As to whether or not Rueda is a moron, who knows. There are lots of things that smart people don't know, just because they've never been told. You have no idea whether or not he has a mortgage. This is a small plot of land we're talking about, in the middle of nowhere. It's entirely plausible that he came into some money and bought it outright: I doubt it was particularly expensive. In any case, morons have just as much right to fire protection as anybody else.

In any case, there is no doubt that the firefighters, on an individual level, behaved in a less-than-heroic fashion. I'm sure they're good Christians; I wonder what their pastor would think of their actions.

Posted by: Felix on February 25, 2006 04:56 PM
#13

Those fucks in that fire department stood there while his house bunred and "made sure it didn't spread." As Felix pointed out, people with even a little heart who are not firefighters and happened to be driving by most likely would stop and help the guy out. How about this, they put out the fire, then legally demand that the guy sign up for coverage? Sounds reasonable.
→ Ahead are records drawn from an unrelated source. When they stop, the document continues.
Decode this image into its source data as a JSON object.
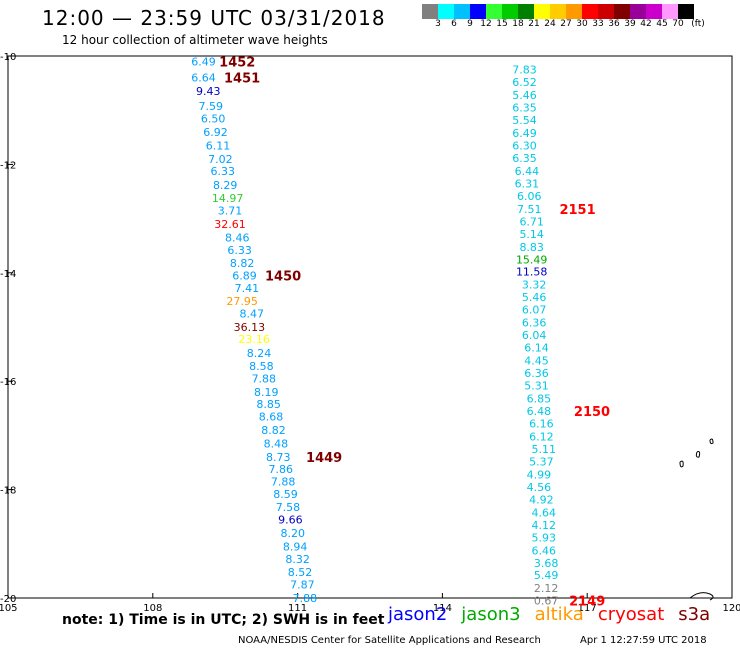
{
  "header": {
    "title": "12:00 — 23:59 UTC 03/31/2018",
    "subtitle": "12 hour collection of altimeter wave heights"
  },
  "color_scale": {
    "unit": "(ft)",
    "bins": [
      {
        "label": "3",
        "color": "#808080"
      },
      {
        "label": "6",
        "color": "#00ffff"
      },
      {
        "label": "9",
        "color": "#00c0ff"
      },
      {
        "label": "12",
        "color": "#0000ff"
      },
      {
        "label": "15",
        "color": "#33ff33"
      },
      {
        "label": "18",
        "color": "#00cc00"
      },
      {
        "label": "21",
        "color": "#008000"
      },
      {
        "label": "24",
        "color": "#ffff00"
      },
      {
        "label": "27",
        "color": "#ffcc00"
      },
      {
        "label": "30",
        "color": "#ff9900"
      },
      {
        "label": "33",
        "color": "#ff0000"
      },
      {
        "label": "36",
        "color": "#cc0000"
      },
      {
        "label": "39",
        "color": "#800000"
      },
      {
        "label": "42",
        "color": "#990099"
      },
      {
        "label": "45",
        "color": "#cc00cc"
      },
      {
        "label": "70",
        "color": "#ff99ff"
      },
      {
        "label": "",
        "color": "#000000"
      }
    ]
  },
  "map": {
    "lon_ticks": [
      {
        "lon": 105,
        "label": "105"
      },
      {
        "lon": 108,
        "label": "108"
      },
      {
        "lon": 111,
        "label": "111"
      },
      {
        "lon": 114,
        "label": "114"
      },
      {
        "lon": 117,
        "label": "117"
      },
      {
        "lon": 120,
        "label": "120"
      }
    ],
    "lat_ticks": [
      {
        "lat": -10,
        "label": "-10"
      },
      {
        "lat": -12,
        "label": "-12"
      },
      {
        "lat": -14,
        "label": "-14"
      },
      {
        "lat": -16,
        "label": "-16"
      },
      {
        "lat": -18,
        "label": "-18"
      },
      {
        "lat": -20,
        "label": "-20"
      }
    ],
    "tracks": [
      {
        "points": [
          {
            "value": "6.49",
            "lon": 109.05,
            "lat": -10.1,
            "color": "#00a0ff"
          },
          {
            "value": "6.64",
            "lon": 109.05,
            "lat": -10.4,
            "color": "#00a0ff"
          },
          {
            "value": "9.43",
            "lon": 109.15,
            "lat": -10.65,
            "color": "#0000c0"
          },
          {
            "value": "7.59",
            "lon": 109.2,
            "lat": -10.92,
            "color": "#00a0ff"
          },
          {
            "value": "6.50",
            "lon": 109.25,
            "lat": -11.15,
            "color": "#00a0ff"
          },
          {
            "value": "6.92",
            "lon": 109.3,
            "lat": -11.4,
            "color": "#00a0ff"
          },
          {
            "value": "6.11",
            "lon": 109.35,
            "lat": -11.65,
            "color": "#00a0ff"
          },
          {
            "value": "7.02",
            "lon": 109.4,
            "lat": -11.9,
            "color": "#00a0ff"
          },
          {
            "value": "6.33",
            "lon": 109.45,
            "lat": -12.12,
            "color": "#00a0ff"
          },
          {
            "value": "8.29",
            "lon": 109.5,
            "lat": -12.38,
            "color": "#00a0ff"
          },
          {
            "value": "14.97",
            "lon": 109.55,
            "lat": -12.62,
            "color": "#33cc33"
          },
          {
            "value": "3.71",
            "lon": 109.6,
            "lat": -12.85,
            "color": "#00a0ff"
          },
          {
            "value": "32.61",
            "lon": 109.6,
            "lat": -13.1,
            "color": "#ff0000"
          },
          {
            "value": "8.46",
            "lon": 109.75,
            "lat": -13.35,
            "color": "#00a0ff"
          },
          {
            "value": "6.33",
            "lon": 109.8,
            "lat": -13.58,
            "color": "#00a0ff"
          },
          {
            "value": "8.82",
            "lon": 109.85,
            "lat": -13.82,
            "color": "#00a0ff"
          },
          {
            "value": "6.89",
            "lon": 109.9,
            "lat": -14.05,
            "color": "#00a0ff"
          },
          {
            "value": "7.41",
            "lon": 109.95,
            "lat": -14.28,
            "color": "#00a0ff"
          },
          {
            "value": "27.95",
            "lon": 109.85,
            "lat": -14.52,
            "color": "#ff9900"
          },
          {
            "value": "8.47",
            "lon": 110.05,
            "lat": -14.75,
            "color": "#00a0ff"
          },
          {
            "value": "36.13",
            "lon": 110.0,
            "lat": -15.0,
            "color": "#800000"
          },
          {
            "value": "23.16",
            "lon": 110.1,
            "lat": -15.22,
            "color": "#ffff00"
          },
          {
            "value": "8.24",
            "lon": 110.2,
            "lat": -15.48,
            "color": "#00a0ff"
          },
          {
            "value": "8.58",
            "lon": 110.25,
            "lat": -15.72,
            "color": "#00a0ff"
          },
          {
            "value": "7.88",
            "lon": 110.3,
            "lat": -15.95,
            "color": "#00a0ff"
          },
          {
            "value": "8.19",
            "lon": 110.35,
            "lat": -16.2,
            "color": "#00a0ff"
          },
          {
            "value": "8.85",
            "lon": 110.4,
            "lat": -16.42,
            "color": "#00a0ff"
          },
          {
            "value": "8.68",
            "lon": 110.45,
            "lat": -16.65,
            "color": "#00a0ff"
          },
          {
            "value": "8.82",
            "lon": 110.5,
            "lat": -16.9,
            "color": "#00a0ff"
          },
          {
            "value": "8.48",
            "lon": 110.55,
            "lat": -17.15,
            "color": "#00a0ff"
          },
          {
            "value": "8.73",
            "lon": 110.6,
            "lat": -17.4,
            "color": "#00a0ff"
          },
          {
            "value": "7.86",
            "lon": 110.65,
            "lat": -17.62,
            "color": "#00a0ff"
          },
          {
            "value": "7.88",
            "lon": 110.7,
            "lat": -17.85,
            "color": "#00a0ff"
          },
          {
            "value": "8.59",
            "lon": 110.75,
            "lat": -18.08,
            "color": "#00a0ff"
          },
          {
            "value": "7.58",
            "lon": 110.8,
            "lat": -18.32,
            "color": "#00a0ff"
          },
          {
            "value": "9.66",
            "lon": 110.85,
            "lat": -18.55,
            "color": "#0000c0"
          },
          {
            "value": "8.20",
            "lon": 110.9,
            "lat": -18.8,
            "color": "#00a0ff"
          },
          {
            "value": "8.94",
            "lon": 110.95,
            "lat": -19.05,
            "color": "#00a0ff"
          },
          {
            "value": "8.32",
            "lon": 111.0,
            "lat": -19.28,
            "color": "#00a0ff"
          },
          {
            "value": "8.52",
            "lon": 111.05,
            "lat": -19.52,
            "color": "#00a0ff"
          },
          {
            "value": "7.87",
            "lon": 111.1,
            "lat": -19.75,
            "color": "#00a0ff"
          },
          {
            "value": "7.88",
            "lon": 111.15,
            "lat": -20.0,
            "color": "#00a0ff"
          }
        ],
        "passes": [
          {
            "label": "1452",
            "lon": 109.75,
            "lat": -10.1,
            "color": "#800000"
          },
          {
            "label": "1451",
            "lon": 109.85,
            "lat": -10.4,
            "color": "#800000"
          },
          {
            "label": "1450",
            "lon": 110.7,
            "lat": -14.05,
            "color": "#800000"
          },
          {
            "label": "1449",
            "lon": 111.55,
            "lat": -17.4,
            "color": "#800000"
          }
        ]
      },
      {
        "points": [
          {
            "value": "7.83",
            "lon": 115.7,
            "lat": -10.25,
            "color": "#00c8e6"
          },
          {
            "value": "6.52",
            "lon": 115.7,
            "lat": -10.48,
            "color": "#00c8e6"
          },
          {
            "value": "5.46",
            "lon": 115.7,
            "lat": -10.72,
            "color": "#00c8e6"
          },
          {
            "value": "6.35",
            "lon": 115.7,
            "lat": -10.95,
            "color": "#00c8e6"
          },
          {
            "value": "5.54",
            "lon": 115.7,
            "lat": -11.18,
            "color": "#00c8e6"
          },
          {
            "value": "6.49",
            "lon": 115.7,
            "lat": -11.42,
            "color": "#00c8e6"
          },
          {
            "value": "6.30",
            "lon": 115.7,
            "lat": -11.65,
            "color": "#00c8e6"
          },
          {
            "value": "6.35",
            "lon": 115.7,
            "lat": -11.88,
            "color": "#00c8e6"
          },
          {
            "value": "6.44",
            "lon": 115.75,
            "lat": -12.12,
            "color": "#00c8e6"
          },
          {
            "value": "6.31",
            "lon": 115.75,
            "lat": -12.35,
            "color": "#00c8e6"
          },
          {
            "value": "6.06",
            "lon": 115.8,
            "lat": -12.58,
            "color": "#00c8e6"
          },
          {
            "value": "7.51",
            "lon": 115.8,
            "lat": -12.82,
            "color": "#00c8e6"
          },
          {
            "value": "6.71",
            "lon": 115.85,
            "lat": -13.05,
            "color": "#00c8e6"
          },
          {
            "value": "5.14",
            "lon": 115.85,
            "lat": -13.28,
            "color": "#00c8e6"
          },
          {
            "value": "8.83",
            "lon": 115.85,
            "lat": -13.52,
            "color": "#00c8e6"
          },
          {
            "value": "15.49",
            "lon": 115.85,
            "lat": -13.75,
            "color": "#00aa00"
          },
          {
            "value": "11.58",
            "lon": 115.85,
            "lat": -13.98,
            "color": "#0000c0"
          },
          {
            "value": "3.32",
            "lon": 115.9,
            "lat": -14.22,
            "color": "#00c8e6"
          },
          {
            "value": "5.46",
            "lon": 115.9,
            "lat": -14.45,
            "color": "#00c8e6"
          },
          {
            "value": "6.07",
            "lon": 115.9,
            "lat": -14.68,
            "color": "#00c8e6"
          },
          {
            "value": "6.36",
            "lon": 115.9,
            "lat": -14.92,
            "color": "#00c8e6"
          },
          {
            "value": "6.04",
            "lon": 115.9,
            "lat": -15.15,
            "color": "#00c8e6"
          },
          {
            "value": "6.14",
            "lon": 115.95,
            "lat": -15.38,
            "color": "#00c8e6"
          },
          {
            "value": "4.45",
            "lon": 115.95,
            "lat": -15.62,
            "color": "#00c8e6"
          },
          {
            "value": "6.36",
            "lon": 115.95,
            "lat": -15.85,
            "color": "#00c8e6"
          },
          {
            "value": "5.31",
            "lon": 115.95,
            "lat": -16.08,
            "color": "#00c8e6"
          },
          {
            "value": "6.85",
            "lon": 116.0,
            "lat": -16.32,
            "color": "#00c8e6"
          },
          {
            "value": "6.48",
            "lon": 116.0,
            "lat": -16.55,
            "color": "#00c8e6"
          },
          {
            "value": "6.16",
            "lon": 116.05,
            "lat": -16.78,
            "color": "#00c8e6"
          },
          {
            "value": "6.12",
            "lon": 116.05,
            "lat": -17.02,
            "color": "#00c8e6"
          },
          {
            "value": "5.11",
            "lon": 116.1,
            "lat": -17.25,
            "color": "#00c8e6"
          },
          {
            "value": "5.37",
            "lon": 116.05,
            "lat": -17.48,
            "color": "#00c8e6"
          },
          {
            "value": "4.99",
            "lon": 116.0,
            "lat": -17.72,
            "color": "#00c8e6"
          },
          {
            "value": "4.56",
            "lon": 116.0,
            "lat": -17.95,
            "color": "#00c8e6"
          },
          {
            "value": "4.92",
            "lon": 116.05,
            "lat": -18.18,
            "color": "#00c8e6"
          },
          {
            "value": "4.64",
            "lon": 116.1,
            "lat": -18.42,
            "color": "#00c8e6"
          },
          {
            "value": "4.12",
            "lon": 116.1,
            "lat": -18.65,
            "color": "#00c8e6"
          },
          {
            "value": "5.93",
            "lon": 116.1,
            "lat": -18.88,
            "color": "#00c8e6"
          },
          {
            "value": "6.46",
            "lon": 116.1,
            "lat": -19.12,
            "color": "#00c8e6"
          },
          {
            "value": "3.68",
            "lon": 116.15,
            "lat": -19.35,
            "color": "#00c8e6"
          },
          {
            "value": "5.49",
            "lon": 116.15,
            "lat": -19.58,
            "color": "#00c8e6"
          },
          {
            "value": "2.12",
            "lon": 116.15,
            "lat": -19.82,
            "color": "#808080"
          },
          {
            "value": "0.67",
            "lon": 116.15,
            "lat": -20.05,
            "color": "#808080"
          }
        ],
        "passes": [
          {
            "label": "2151",
            "lon": 116.8,
            "lat": -12.82,
            "color": "#ff0000"
          },
          {
            "label": "2150",
            "lon": 117.1,
            "lat": -16.55,
            "color": "#ff0000"
          },
          {
            "label": "2149",
            "lon": 117.0,
            "lat": -20.05,
            "color": "#ff0000"
          }
        ]
      }
    ]
  },
  "satellites": [
    {
      "name": "jason2",
      "color": "#0000ff"
    },
    {
      "name": "jason3",
      "color": "#00aa00"
    },
    {
      "name": "altika",
      "color": "#ff9900"
    },
    {
      "name": "cryosat",
      "color": "#ff0000"
    },
    {
      "name": "s3a",
      "color": "#800000"
    }
  ],
  "footer": {
    "note": "note: 1) Time is in UTC; 2) SWH is in feet",
    "credit": "NOAA/NESDIS Center for Satellite Applications and Research",
    "issued": "Apr  1 12:27:59 UTC 2018"
  }
}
Posted by: sac on February 26, 2006 12:50 AM
#14

Almost always, trailers are parked on leased land. Trailers themselves can be bought for as low as $2k. It's likely that no mortgage or insurance is involved in this case. Even if he did have a mortgage, there is no requirement to have insurance for the CONTENTS of the home, just the structure and land.

And what happened to helping thy neighbor? Isn't that the point of living in small towns/rural communities vs. cities. Ain't all the folk posed to know your name, trust you won't enter their unlocked doors and be bringing you pie and shit? Not watching your home burn down whilst you acquire 2nd/3rd degree fucking burns?

Posted by: michelle on February 26, 2006 04:35 PM
#15

Yeah, that's taking the libertarian crap just a little too far.
Again, I'm sure that guys name had been Michael Needham instead of Bibaldo Rueda they would have put the fire out.